Il est impossible d’imaginer ce qu’est cet être réel profond, bien qu’il soit fait de l’enchaînement de nos êtres de surface. En tout cas, hors surface, il ne vit pas : hors surface, il ignore le déplacement le long du temps, il est éternel. Plus exactement, il EST. Or c’est le déplacement le long du temps qui crée pour nous les événements. Il crée en particulier le malheur, c’est-à-dire ce qui peut amoindrir ou assombrir, et finit par détruire, notre être tridimensionnel de surface. Tandis que le bonheur est pour lui un épanouissement, le malheur en effet est un événement qui agresse notre être tridimensionnel de surface, au physique, et surtout au psychique. L’être de surface dispose cependant de moyens psychiques (en particulier le sens de la beauté, l’art) qui lui permettent de résister, parfois victorieusement, à cette agression, et d’en sortir agrandi. C’est sans doute ce qu’Aristote appelait la « katharsis » (Poétique 1449 b 26). Ce n’est pas une suppression du malheur, mais un épurement des sentiments pénibles qu’il provoque. Que cette « katharsis » s’opère ou non, l’être de surface survit en tout cas au malheur. Il n’est que la mort pour triompher finalement de lui.
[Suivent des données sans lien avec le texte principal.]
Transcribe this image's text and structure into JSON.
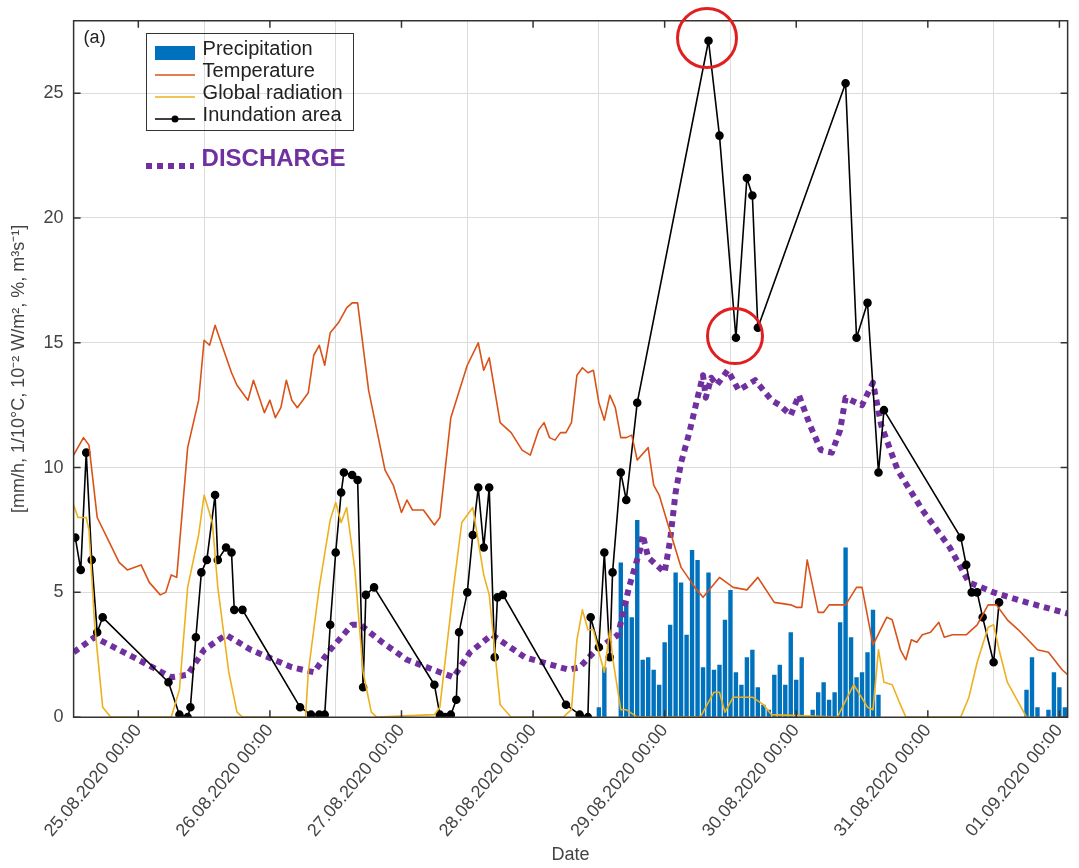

Mais le déplacement sur l’axe du temps ne peut pas détruire notre être réel profond. Il ne peut que prolonger ou achever sa construction. Pour l’être réel donc, l’opposition du bonheur, croissance et conservation, et du malheur, diminution et destruction, n’a pas de sens. Pour l’être réel profond, tout ce qui nous arrive en surface est construction et conservation. Il continue à croître même quand l’être de surface diminue. Il demeure quand l’être de surface disparaît. Ce que nous appelons bonheur et malheur ne peut produire en lui que des zones contrastées, comme pour nous le large et l’étroit, le blanc et le noir. On peut même penser qu’elles peuvent se valoriser l’une l’autre, comme dans un tableau.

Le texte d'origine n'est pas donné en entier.